The HSBC Bank (UK) pension scheme in London has pledged to halve the carbon emissions of its equity and corporate bond portfolios by 2030, the spokesperson confirmed. .
The £ 36bn ($ 48.8bn) pension fund will target net zero carbon emissions from its defined benefit and defined contribution portfolios by 2050.
As part of the latest effort, plan leaders will also strengthen engagement with portfolio companies and stewardship in collaboration with plan managers. Directors will engage with businesses through plan managers to encourage them to develop plans to meet those goals, the spokesperson said.
However, if current commitments with portfolio companies prove insufficient, directors will reassess the situation, she added, noting that the plan prefers commitment to divestment.
“The administrator recognizes the growing urgency with which climate change must be tackled and is playing an active role in supporting the campaign to decarbonize the economy,” said Russell Picot, chairman of the scheme’s board of directors. retirement from HSBC Bank (United Kingdom). in a press release.
“Now is the time to take the next step to further integrate climate change actions into our future plans for the benefit of our members,” he added.
Additionally, the Paris-based Pension Reserve Fund has said on its website that it will reduce its portfolio’s carbon emissions by 20% by 2025.
The fund has already reduced the carbon intensity of its portfolio by around 40% between 2013 and 2019.
The FRR’s commitment is to further reduce the carbon footprint of its equities, corporate bonds and real estate portfolios in developed markets.
The FRR has declared that it is a signatory of the Net Zero Asset Owner Alliance, whose members by 2025 must publicly announce their emissions reduction target. The FRR has 26.3 billion euros ($ 30.5 billion) in assets.

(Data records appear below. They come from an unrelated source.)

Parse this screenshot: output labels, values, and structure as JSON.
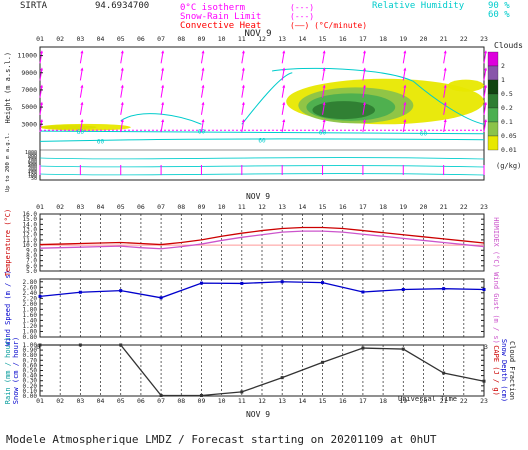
{
  "header": {
    "station": "SIRTA",
    "station_code": "94.6934700",
    "legend_isotherm": "0°C isotherm",
    "legend_isotherm_marker": "(---)",
    "legend_snow_rain": "Snow-Rain Limit",
    "legend_snow_rain_marker": "(---)",
    "legend_convective": "Convective Heat",
    "legend_convective_marker": "(——) (°C/minute)",
    "legend_rh": "Relative Humidity",
    "legend_rh_90": "90 %",
    "legend_rh_60": "60 %",
    "colors": {
      "isotherm": "#ff00ff",
      "snow_rain": "#ff00ff",
      "convective": "#ff0000",
      "rh": "#00cccc"
    }
  },
  "time_axis": {
    "hours": [
      "01",
      "02",
      "03",
      "04",
      "05",
      "06",
      "07",
      "08",
      "09",
      "10",
      "11",
      "12",
      "13",
      "14",
      "15",
      "16",
      "17",
      "18",
      "19",
      "20",
      "21",
      "22",
      "23"
    ],
    "date_label": "NOV  9",
    "bottom_label": "Universal Time"
  },
  "footer": {
    "text": "Modele Atmospherique LMDZ / Forecast starting on 20201109 at 0hUT"
  },
  "chart_data": [
    {
      "type": "heatmap",
      "name": "clouds_panel",
      "ylabel": "Height  (m a.s.l.)",
      "ylabel_low": "Up to 200 m a.g.l.",
      "yticks_upper": [
        "11000",
        "9000",
        "7000",
        "5000",
        "3000"
      ],
      "yticks_lower": [
        "1000",
        "900",
        "800",
        "700",
        "600",
        "500",
        "400",
        "300",
        "200",
        "150",
        "100",
        "50"
      ],
      "ylim": [
        0,
        12000
      ],
      "isotherm_height_m": 2300,
      "colorbar": {
        "title": "Clouds",
        "unit": "(g/kg)",
        "levels": [
          "2",
          "1",
          "0.5",
          "0.2",
          "0.1",
          "0.05",
          "0.01"
        ],
        "colors": [
          "#dd00dd",
          "#8855aa",
          "#114411",
          "#2e7d32",
          "#4caf50",
          "#8bc34a",
          "#e8e800"
        ]
      },
      "cloud_blobs": [
        {
          "level": "0.01",
          "x0": 13.2,
          "x1": 23.0,
          "y0": 3000,
          "y1": 8300,
          "color": "#e8e800"
        },
        {
          "level": "0.05",
          "x0": 13.8,
          "x1": 19.5,
          "y0": 3100,
          "y1": 7300,
          "color": "#8bc34a"
        },
        {
          "level": "0.1",
          "x0": 14.2,
          "x1": 18.6,
          "y0": 3400,
          "y1": 6600,
          "color": "#4caf50"
        },
        {
          "level": "0.2",
          "x0": 14.5,
          "x1": 17.6,
          "y0": 3600,
          "y1": 5700,
          "color": "#2e7d32"
        },
        {
          "level": "0.01",
          "x0": 21.2,
          "x1": 23.0,
          "y0": 6800,
          "y1": 8200,
          "color": "#e8e800"
        },
        {
          "level": "0.2",
          "x0": 1.0,
          "x1": 3.8,
          "y0": 2400,
          "y1": 2900,
          "color": "#114411"
        },
        {
          "level": "0.01",
          "x0": 1.0,
          "x1": 5.5,
          "y0": 2250,
          "y1": 3050,
          "color": "#e8e800"
        }
      ],
      "wind_vectors_upper": [
        {
          "x": 1,
          "dir": "up"
        },
        {
          "x": 3,
          "dir": "up"
        },
        {
          "x": 5,
          "dir": "up"
        },
        {
          "x": 7,
          "dir": "up"
        },
        {
          "x": 9,
          "dir": "up"
        },
        {
          "x": 11,
          "dir": "up"
        },
        {
          "x": 13,
          "dir": "up"
        },
        {
          "x": 15,
          "dir": "up"
        },
        {
          "x": 17,
          "dir": "up"
        },
        {
          "x": 19,
          "dir": "up"
        },
        {
          "x": 21,
          "dir": "up"
        },
        {
          "x": 23,
          "dir": "up"
        }
      ],
      "rh_contour_label": "60"
    },
    {
      "type": "line",
      "name": "temperature_panel",
      "ylabel": "Temperature (°C)",
      "y2label": "HUMIDEX (°C)",
      "yticks": [
        "16.0",
        "15.0",
        "14.0",
        "13.0",
        "12.0",
        "11.0",
        "10.0",
        "9.0",
        "8.0",
        "7.0",
        "6.0",
        "5.0"
      ],
      "ylim": [
        5.0,
        16.0
      ],
      "x": [
        1,
        2,
        3,
        4,
        5,
        6,
        7,
        8,
        9,
        10,
        11,
        12,
        13,
        14,
        15,
        16,
        17,
        18,
        19,
        20,
        21,
        22,
        23
      ],
      "series": [
        {
          "name": "Temperature",
          "color": "#cc0000",
          "values": [
            10.1,
            10.2,
            10.3,
            10.4,
            10.5,
            10.3,
            10.1,
            10.5,
            11.0,
            11.7,
            12.3,
            12.8,
            13.2,
            13.4,
            13.4,
            13.2,
            12.8,
            12.4,
            12.0,
            11.6,
            11.2,
            10.8,
            10.4
          ]
        },
        {
          "name": "HUMIDEX",
          "color": "#cc55cc",
          "values": [
            9.4,
            9.5,
            9.6,
            9.7,
            9.8,
            9.5,
            9.3,
            9.7,
            10.2,
            10.9,
            11.5,
            12.0,
            12.5,
            12.7,
            12.7,
            12.5,
            12.1,
            11.7,
            11.3,
            10.9,
            10.5,
            10.1,
            9.7
          ]
        }
      ],
      "reference_lines": [
        10.0
      ]
    },
    {
      "type": "line",
      "name": "wind_panel",
      "ylabel": "Wind Speed (m / s)",
      "y2label": "Wind Gust (m / s)",
      "yticks": [
        "2.80",
        "2.60",
        "2.40",
        "2.20",
        "2.00",
        "1.80",
        "1.60",
        "1.40",
        "1.20",
        "1.00",
        "0.80"
      ],
      "ylim": [
        0.8,
        2.9
      ],
      "x": [
        1,
        3,
        5,
        7,
        9,
        11,
        13,
        15,
        17,
        19,
        21,
        23
      ],
      "series": [
        {
          "name": "Wind Speed",
          "color": "#0000cc",
          "values": [
            2.27,
            2.42,
            2.48,
            2.22,
            2.75,
            2.74,
            2.8,
            2.77,
            2.43,
            2.52,
            2.55,
            2.52
          ]
        }
      ]
    },
    {
      "type": "line",
      "name": "rain_panel",
      "ylabel": "Rain (mm / hour)",
      "ylabel2": "Snow (cm / hour)",
      "y2label": "CAPE (J / g)",
      "y2label2": "Snow Depth (cm)",
      "y2label3": "Cloud Fraction",
      "yticks": [
        "1.00",
        "0.90",
        "0.80",
        "0.70",
        "0.60",
        "0.50",
        "0.40",
        "0.30",
        "0.20",
        "0.10",
        "0.00"
      ],
      "ylim": [
        0.0,
        1.0
      ],
      "x": [
        1,
        3,
        5,
        7,
        9,
        11,
        13,
        15,
        17,
        19,
        21,
        23
      ],
      "series": [
        {
          "name": "Cloud Fraction",
          "color": "#333333",
          "values": [
            1.0,
            1.0,
            1.0,
            0.01,
            0.01,
            0.08,
            0.36,
            0.66,
            0.94,
            0.92,
            0.45,
            0.29
          ]
        }
      ]
    }
  ]
}
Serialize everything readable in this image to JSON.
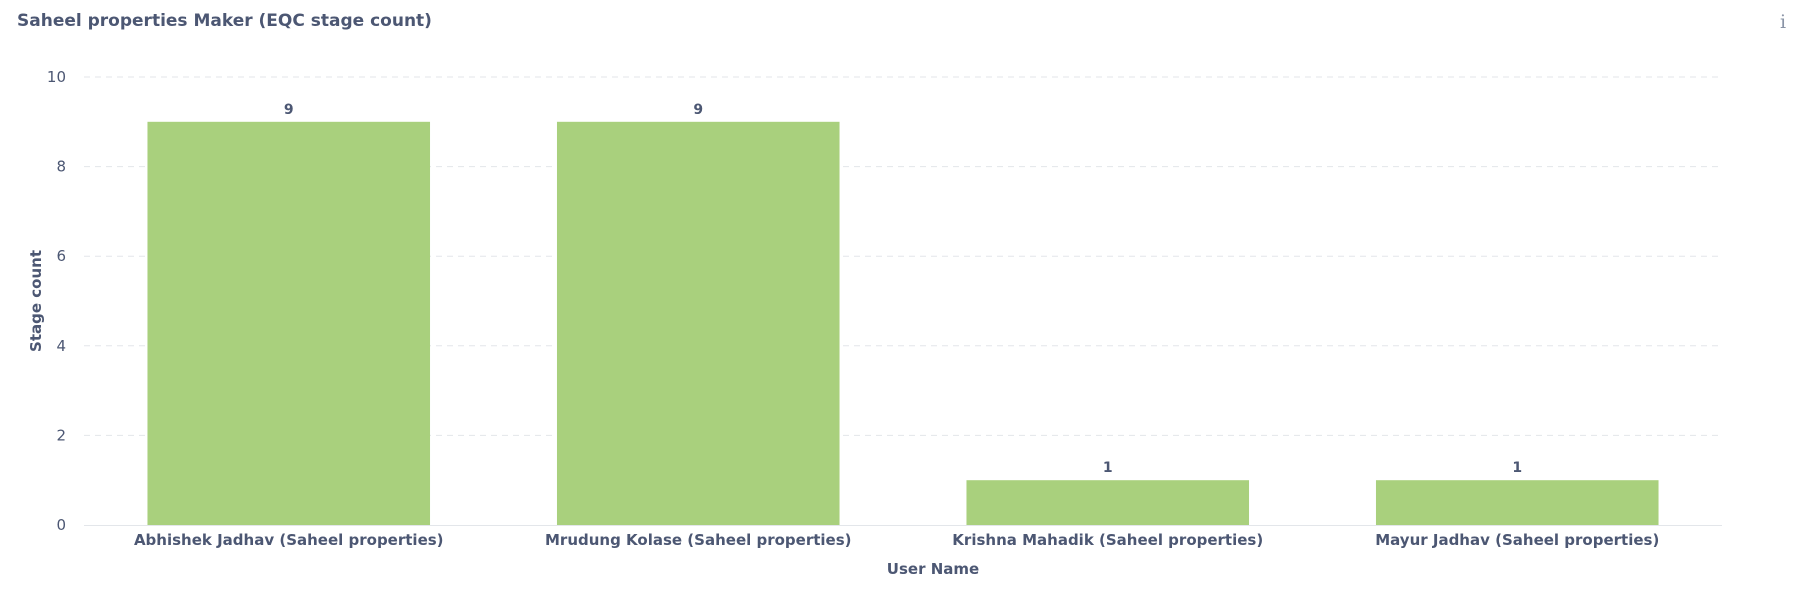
{
  "card": {
    "title": "Saheel properties Maker (EQC stage count)",
    "info_icon": "info-icon"
  },
  "chart_data": {
    "type": "bar",
    "title": "Saheel properties Maker (EQC stage count)",
    "xlabel": "User Name",
    "ylabel": "Stage count",
    "categories": [
      "Abhishek Jadhav (Saheel properties)",
      "Mrudung Kolase (Saheel properties)",
      "Krishna Mahadik (Saheel properties)",
      "Mayur Jadhav (Saheel properties)"
    ],
    "values": [
      9,
      9,
      1,
      1
    ],
    "data_labels": [
      "9",
      "9",
      "1",
      "1"
    ],
    "ylim": [
      0,
      10
    ],
    "yticks": [
      0,
      2,
      4,
      6,
      8,
      10
    ],
    "grid": true,
    "legend": "none",
    "colors": {
      "bar": "#a9d07d",
      "grid": "#e3e6ea",
      "text": "#4c5773"
    }
  }
}
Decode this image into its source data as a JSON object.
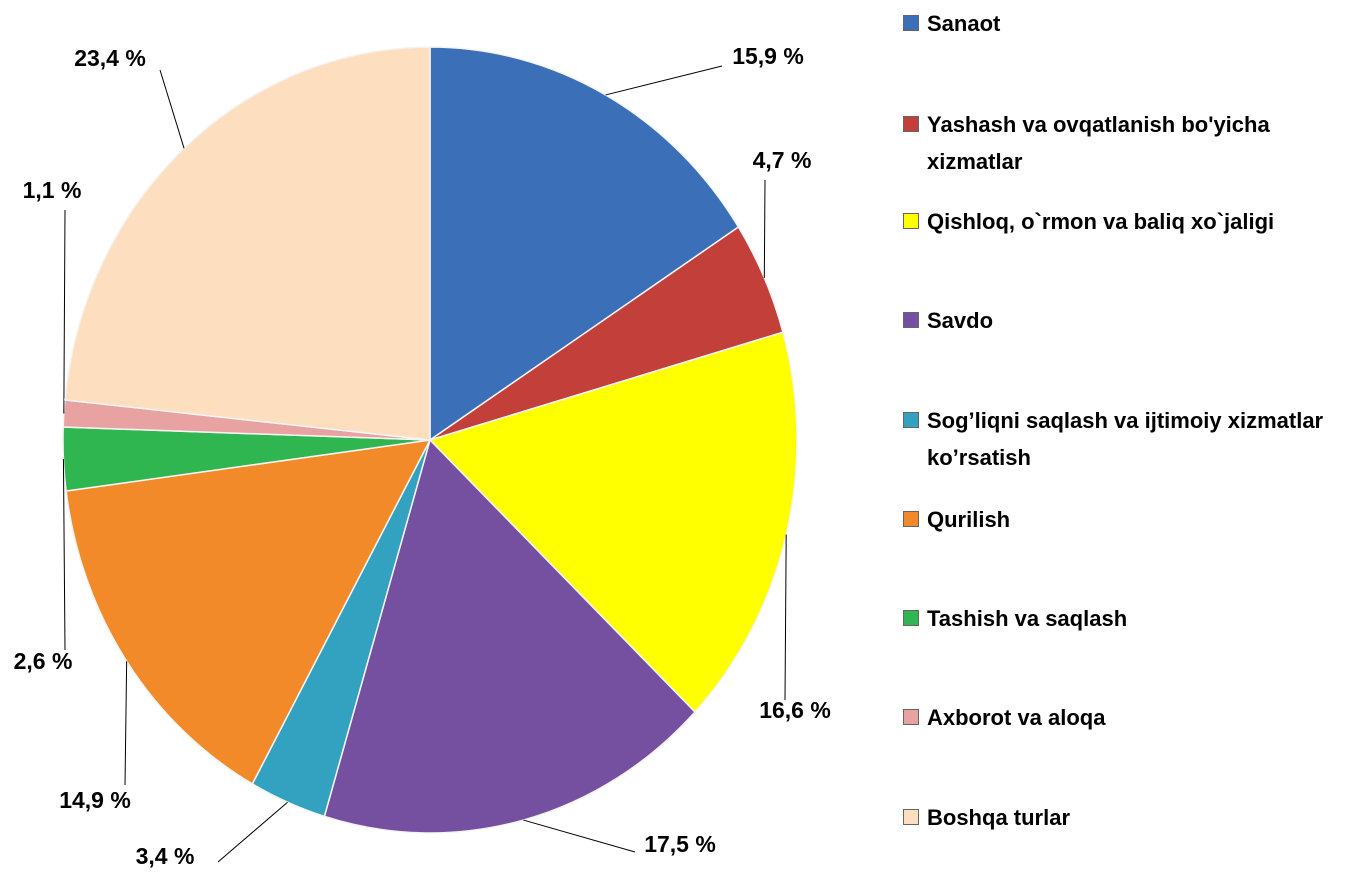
{
  "chart_data": {
    "type": "pie",
    "categories": [
      "Sanaot",
      "Yashash va ovqatlanish bo'yicha xizmatlar",
      "Qishloq, o`rmon va baliq xo`jaligi",
      "Savdo",
      "Sog’liqni saqlash va ijtimoiy xizmatlar ko’rsatish",
      "Qurilish",
      "Tashish va saqlash",
      "Axborot va aloqa",
      "Boshqa  turlar"
    ],
    "values": [
      15.9,
      4.7,
      16.6,
      17.5,
      3.4,
      14.9,
      2.6,
      1.1,
      23.4
    ],
    "value_labels": [
      "15,9 %",
      "4,7 %",
      "16,6 %",
      "17,5 %",
      "3,4 %",
      "14,9 %",
      "2,6 %",
      "1,1 %",
      "23,4 %"
    ],
    "colors": [
      "#3b70b8",
      "#c23f3a",
      "#ffff00",
      "#7650a0",
      "#32a2c0",
      "#f38a2a",
      "#2fb650",
      "#e9a2a2",
      "#fddfc0"
    ],
    "legend": "right"
  }
}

Separately, on Monday, a group of listed UK companies, which included fund managers such as Legal & General Investment Management and Aviva Investors, called on the UK government in a letter to require large companies to disclose net zero transition plans with a clear timetable for implementation.
Commenting on the engagement, Michelle Scrimgeour, CEO of LGIM, said in an emailed comment: “As long-term investors, we play a central role, not only in decarbonizing investment products for on behalf of our clients, but also by influencing the transition to the real economy by engaging with and holding companies accountable for their net zero transition plans. “
“We need to see substantial changes in economies and society globally to achieve this goal. While there is clear progress in many areas of the industry, it will not be enough and we support the government. in its goal of raising standards across the market, “she added.